The motor can switch between gripping and rotating the soldering iron for precise control.
What knowledge and skills did you use to develop your solution?
- Mechanical design: CAD modeling, 3D printing, and machining skills developed through coursework (such as BME 101L) and prior projects were essential to creating and refining the assembly.
- Electrical design: Circuit knowledge from BME 294/294L was applied to design an amplification and filtering system that reliably transformed EMG signals into usable inputs.
- Signal processing & firmware: Prior coding experience allowed us to implement simple but robust Arduino firmware for real-time motor control, with clear thresholds for contraction strength.
The project combined technical skills from coursework with hands-on experience in prototyping and problem-solving.

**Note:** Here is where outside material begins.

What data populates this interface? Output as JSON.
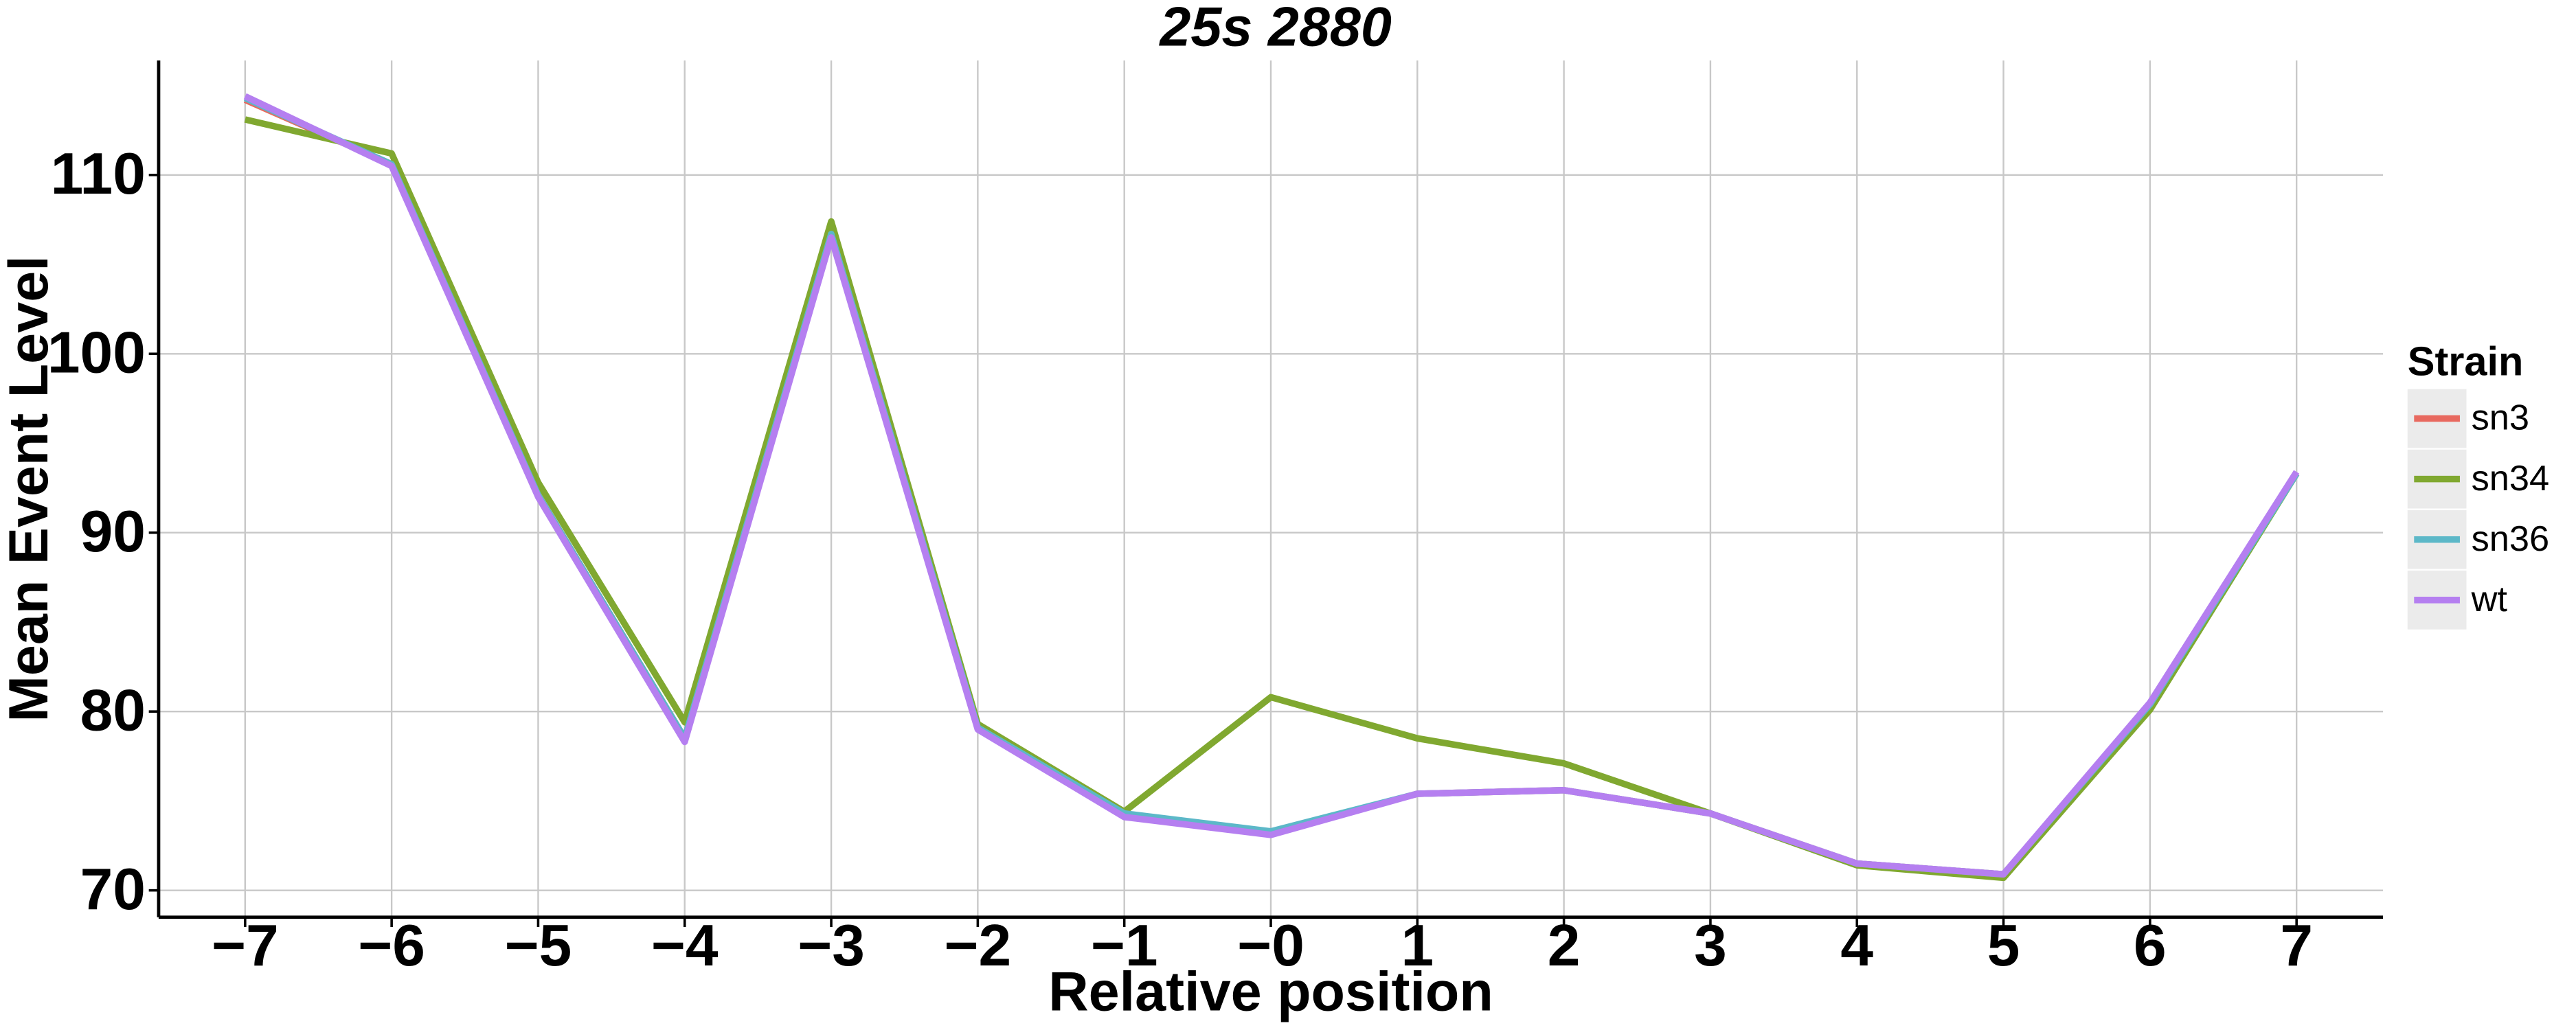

Was there a roadblock you hit during the design process, and how did you overcome it?
One mechanical challenge was that friction-fit pins, which worked well in CAD, failed in practice by either slipping or locking. We resolved this by redesigning the joints with integrated ball bearings, providing both stability and smooth rotation.
Electrically, our biggest obstacle came from the motor drawing excessive current, which disrupted EMG signal readings by shifting the baseline voltage. We overcame this by powering the motor from a separate regulated supply while sharing a common ground, which stabilized the system. We also had to replace a faulty breadboard that introduced random difficulties—rewiring the circuit onto a new board restored proper functionality.

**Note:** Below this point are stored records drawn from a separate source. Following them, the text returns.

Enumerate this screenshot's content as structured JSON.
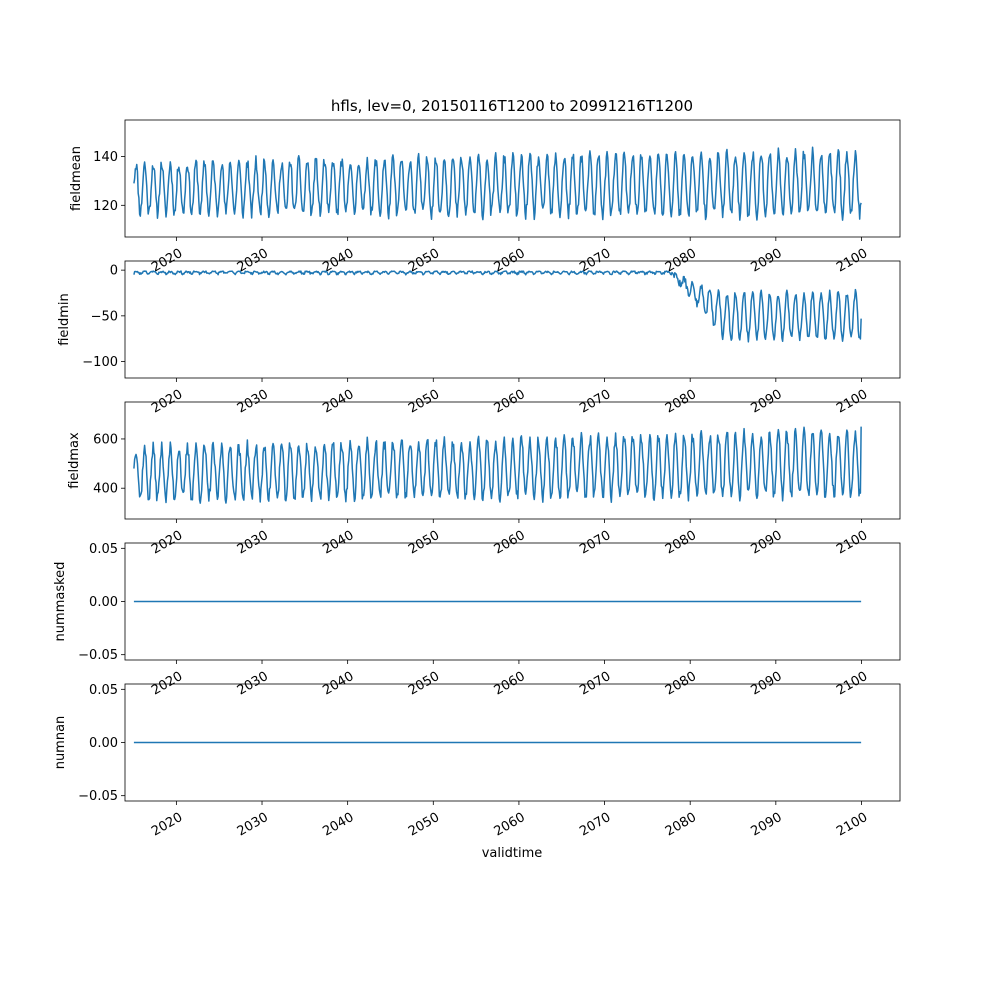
{
  "title": "hfls, lev=0, 20150116T1200 to 20991216T1200",
  "line_color": "#1f77b4",
  "chart_data": [
    {
      "type": "line",
      "ylabel": "fieldmean",
      "xlim": [
        2014.0,
        2104.5
      ],
      "ylim": [
        107,
        155
      ],
      "yticks": [
        120,
        140
      ],
      "ytick_labels": [
        "120",
        "140"
      ],
      "x_start": 2015.04,
      "x_end": 2099.96,
      "generator": {
        "base": [
          127,
          129
        ],
        "amplitude": [
          10,
          13
        ],
        "trend": 0,
        "dip_from": null,
        "dip_depth": 0,
        "noise": 2.5,
        "seed": 11
      },
      "first_value": 129,
      "last_value": 121
    },
    {
      "type": "line",
      "ylabel": "fieldmin",
      "xlim": [
        2014.0,
        2104.5
      ],
      "ylim": [
        -118,
        10
      ],
      "yticks": [
        -100,
        -50,
        0
      ],
      "ytick_labels": [
        "−100",
        "−50",
        "0"
      ],
      "x_start": 2015.04,
      "x_end": 2099.96,
      "generator": {
        "base": [
          -2,
          -2
        ],
        "amplitude": [
          3,
          3
        ],
        "trend": 0,
        "dip_from": 2078,
        "dip_depth": 55,
        "noise": 2.0,
        "seed": 23
      },
      "first_value": -5,
      "last_value": -53
    },
    {
      "type": "line",
      "ylabel": "fieldmax",
      "xlim": [
        2014.0,
        2104.5
      ],
      "ylim": [
        275,
        750
      ],
      "yticks": [
        400,
        600
      ],
      "ytick_labels": [
        "400",
        "600"
      ],
      "x_start": 2015.04,
      "x_end": 2099.96,
      "generator": {
        "base": [
          460,
          500
        ],
        "amplitude": [
          100,
          130
        ],
        "trend": 0,
        "dip_from": null,
        "dip_depth": 0,
        "noise": 25,
        "seed": 37
      },
      "first_value": 480,
      "last_value": 650
    },
    {
      "type": "line",
      "ylabel": "nummasked",
      "xlim": [
        2014.0,
        2104.5
      ],
      "ylim": [
        -0.055,
        0.055
      ],
      "yticks": [
        -0.05,
        0.0,
        0.05
      ],
      "ytick_labels": [
        "−0.05",
        "0.00",
        "0.05"
      ],
      "x_start": 2015.04,
      "x_end": 2099.96,
      "constant": 0.0
    },
    {
      "type": "line",
      "ylabel": "numnan",
      "xlabel": "validtime",
      "xlim": [
        2014.0,
        2104.5
      ],
      "ylim": [
        -0.055,
        0.055
      ],
      "yticks": [
        -0.05,
        0.0,
        0.05
      ],
      "ytick_labels": [
        "−0.05",
        "0.00",
        "0.05"
      ],
      "x_start": 2015.04,
      "x_end": 2099.96,
      "constant": 0.0
    }
  ],
  "xticks": [
    2020,
    2030,
    2040,
    2050,
    2060,
    2070,
    2080,
    2090,
    2100
  ],
  "xtick_labels": [
    "2020",
    "2030",
    "2040",
    "2050",
    "2060",
    "2070",
    "2080",
    "2090",
    "2100"
  ]
}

What did you learn from testing the design in realistic scenarios?
Testing highlighted the importance of small mechanical tolerances. Initially, a slight rotation in the base pin caused the wrist and finger gears to slip at higher torques, which we solved with a more secure redesign. For firmware, iterative testing allowed us to tune the motor’s step size to balance efficiency and fine motor control. Too large a step impaired precision, while too small a step required excessive contractions; 15° increments struck the right balance for soldering tasks. These insights emphasized the value of iterative testing in refining both usability and reliability.
The team designed a device to control a soldering iron.
The motor can switch between gripping and rotating the soldering iron for precise control.
How did the collaboration in the group shape the final design?
Collaboration was central to our success. While each team member focused on a subsystem aligned with their strengths, we made all major design decisions and troubleshooting efforts collectively. This ensured that the mechanical, electrical, and firmware systems integrated smoothly. Team meetings provided space to brainstorm, share updates, and quickly address challenges together. The combination of independent contributions and strong communication gave us the flexibility to work efficiently, while still maintaining a cohesive final design.
If you could take this project to the next stage, what improvements or new features would you add?
Mechanically, adding a second motor or improving the gear-switching mechanism would eliminate the need for manual sliding and increase precision. Electrically, moving from a breadboard to a custom PCB would improve compactness and reliability. On the firmware side, adaptive thresholds or proportional EMG control could make the system more responsive and intuitive, bringing it closer to the performance of higher-end prosthetics. Together, these changes would make the device more practical and user-friendly, while retaining its low-cost foundation.
The students completed this project with knowledge and skills gained in BME 261: Prototyping, Simulation and Design and BME 294L: Circuits, Instrumentation and Measurements Laboratory.